Penser que l’endémicité est à la fois bénigne et inévitable est plus qu’hasardeux ; c’est une hypothèse coupable : elle risque de conduire l’humanité à de nombreuses années supplémentaires de maladie, à des vagues imprévisibles d’épidémies et au sacrifice des personnes fragiles. Plus grave, elle banalise les morts et les souffrances physiques, morales, sociales qu’elle avalise, en particulier dans les populations les plus vulnérables. Or, du point de vue de toutes celles et tous ceux qui œuvrent à atténuer l’impact dévastateur des endémies actuelles, la perspective d’un SARS-CoV-2 endémique ne saurait être perçue comme un soulagement ou une porte de sortie.

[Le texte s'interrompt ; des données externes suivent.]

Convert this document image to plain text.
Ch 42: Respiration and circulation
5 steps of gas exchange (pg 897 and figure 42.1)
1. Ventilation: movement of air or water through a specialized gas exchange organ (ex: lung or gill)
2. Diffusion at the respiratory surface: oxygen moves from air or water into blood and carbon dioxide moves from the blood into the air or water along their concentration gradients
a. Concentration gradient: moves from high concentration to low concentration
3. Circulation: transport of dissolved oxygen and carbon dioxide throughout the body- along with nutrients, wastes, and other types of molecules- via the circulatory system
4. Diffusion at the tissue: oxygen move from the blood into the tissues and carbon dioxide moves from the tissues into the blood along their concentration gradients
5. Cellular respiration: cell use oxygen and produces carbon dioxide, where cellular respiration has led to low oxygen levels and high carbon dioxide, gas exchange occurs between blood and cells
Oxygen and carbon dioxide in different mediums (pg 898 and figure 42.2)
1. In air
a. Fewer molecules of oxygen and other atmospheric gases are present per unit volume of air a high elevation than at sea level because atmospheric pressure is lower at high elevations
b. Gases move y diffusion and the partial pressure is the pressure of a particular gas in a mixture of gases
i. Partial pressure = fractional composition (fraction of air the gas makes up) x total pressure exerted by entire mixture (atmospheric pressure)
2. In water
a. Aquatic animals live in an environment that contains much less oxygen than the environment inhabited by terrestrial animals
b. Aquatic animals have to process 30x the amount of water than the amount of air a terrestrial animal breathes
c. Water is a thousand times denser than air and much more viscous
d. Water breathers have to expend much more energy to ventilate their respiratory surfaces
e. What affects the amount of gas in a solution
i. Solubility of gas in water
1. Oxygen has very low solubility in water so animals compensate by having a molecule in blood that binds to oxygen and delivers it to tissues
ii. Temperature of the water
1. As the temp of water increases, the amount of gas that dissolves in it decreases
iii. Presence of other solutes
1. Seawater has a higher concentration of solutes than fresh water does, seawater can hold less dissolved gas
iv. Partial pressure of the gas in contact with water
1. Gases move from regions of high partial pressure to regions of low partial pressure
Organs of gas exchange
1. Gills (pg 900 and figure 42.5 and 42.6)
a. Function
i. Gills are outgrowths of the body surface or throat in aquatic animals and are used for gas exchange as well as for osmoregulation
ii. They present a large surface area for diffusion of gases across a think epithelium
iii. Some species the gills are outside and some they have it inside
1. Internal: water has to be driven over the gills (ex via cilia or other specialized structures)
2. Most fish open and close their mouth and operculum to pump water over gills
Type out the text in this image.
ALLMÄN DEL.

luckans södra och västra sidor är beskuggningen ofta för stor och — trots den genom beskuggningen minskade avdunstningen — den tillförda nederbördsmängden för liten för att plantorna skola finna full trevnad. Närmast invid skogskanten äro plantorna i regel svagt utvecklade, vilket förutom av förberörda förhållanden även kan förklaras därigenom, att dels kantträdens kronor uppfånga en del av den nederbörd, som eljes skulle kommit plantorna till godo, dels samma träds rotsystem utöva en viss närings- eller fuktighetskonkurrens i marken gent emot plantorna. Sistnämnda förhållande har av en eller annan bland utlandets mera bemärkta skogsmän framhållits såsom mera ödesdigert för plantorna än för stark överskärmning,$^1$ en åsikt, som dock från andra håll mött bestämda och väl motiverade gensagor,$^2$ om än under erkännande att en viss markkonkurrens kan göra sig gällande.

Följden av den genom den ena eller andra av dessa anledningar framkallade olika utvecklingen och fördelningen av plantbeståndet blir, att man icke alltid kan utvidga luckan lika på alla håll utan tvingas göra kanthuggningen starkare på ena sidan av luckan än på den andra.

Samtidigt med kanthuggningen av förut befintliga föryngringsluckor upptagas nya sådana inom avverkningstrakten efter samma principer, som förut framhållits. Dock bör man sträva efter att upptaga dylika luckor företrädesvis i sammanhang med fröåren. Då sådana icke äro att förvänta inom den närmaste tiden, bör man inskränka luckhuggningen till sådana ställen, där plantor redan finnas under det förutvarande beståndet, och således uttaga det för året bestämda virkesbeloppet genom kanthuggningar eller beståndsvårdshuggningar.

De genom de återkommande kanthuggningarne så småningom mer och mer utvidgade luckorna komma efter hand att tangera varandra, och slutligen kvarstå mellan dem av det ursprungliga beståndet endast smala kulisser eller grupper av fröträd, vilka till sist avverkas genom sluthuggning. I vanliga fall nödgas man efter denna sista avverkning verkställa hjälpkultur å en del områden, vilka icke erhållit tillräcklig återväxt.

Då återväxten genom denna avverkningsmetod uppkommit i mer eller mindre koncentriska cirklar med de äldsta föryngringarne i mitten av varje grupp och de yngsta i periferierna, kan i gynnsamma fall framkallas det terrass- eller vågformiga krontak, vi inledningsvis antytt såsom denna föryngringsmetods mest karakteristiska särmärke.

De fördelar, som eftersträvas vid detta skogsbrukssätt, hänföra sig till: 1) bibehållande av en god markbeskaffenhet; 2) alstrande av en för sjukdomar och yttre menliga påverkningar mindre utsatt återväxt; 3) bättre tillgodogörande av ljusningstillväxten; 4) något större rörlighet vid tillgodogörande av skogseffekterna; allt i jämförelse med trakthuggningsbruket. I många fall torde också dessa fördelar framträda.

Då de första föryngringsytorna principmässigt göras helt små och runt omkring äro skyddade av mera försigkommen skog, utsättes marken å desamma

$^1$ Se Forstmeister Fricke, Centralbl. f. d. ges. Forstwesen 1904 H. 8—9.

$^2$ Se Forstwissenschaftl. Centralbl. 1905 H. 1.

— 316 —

C’est, au contraire, laisser planer un danger auquel nous serons exposés dans la durée, et qui nécessitera de notre part un effort constant pour nous en prémunir. Cette perspective impose des engagements fermes de nos sociétés dans la surveillance, la prévention et le soin, à la hauteur des responsabilités qui nous incombent. Pour que le scénario du pire ne se produise pas.


[1] Plusieurs raisons indiquent que considérer une stratégie fondée sur le seul vaccin comme la clé du salut serait une erreur grossière. En premier lieu, si les vaccins actuels protègent bien contre les formes graves de la maladie, ils ne bloquent que de façon modérée (voire, quasi-nulle dans le cas d’Omicron BA.1) la capacité à être infectés dans les voies respiratoires supérieures et à transmettre le virus. Une partie de la population restera en outre toujours mal protégée, et en son sein, les personnes immunodéprimées, chez qui la persistance virale à long terme peut favoriser l’apparition de nouveaux variants. Par ailleurs, l’échappement immunitaire de nouvelles souches virales, dans leur course évolutive, impose de concevoir périodiquement des vaccins optimisés contre ces nouveaux variants et de reprendre la campagne vaccinale, à un rythme que l’industrie pharmaceutique mondiale ne semble pas capable de suivre à l’heure actuelle. Enfin, l’existence de réservoirs animaux du SARS-CoV-2 ne permet pas d’envisager une éradication et constitue une source d’émergence de nouveaux foyers infectieux, potentiellement associée à des variants capables d’échappement immunitaire.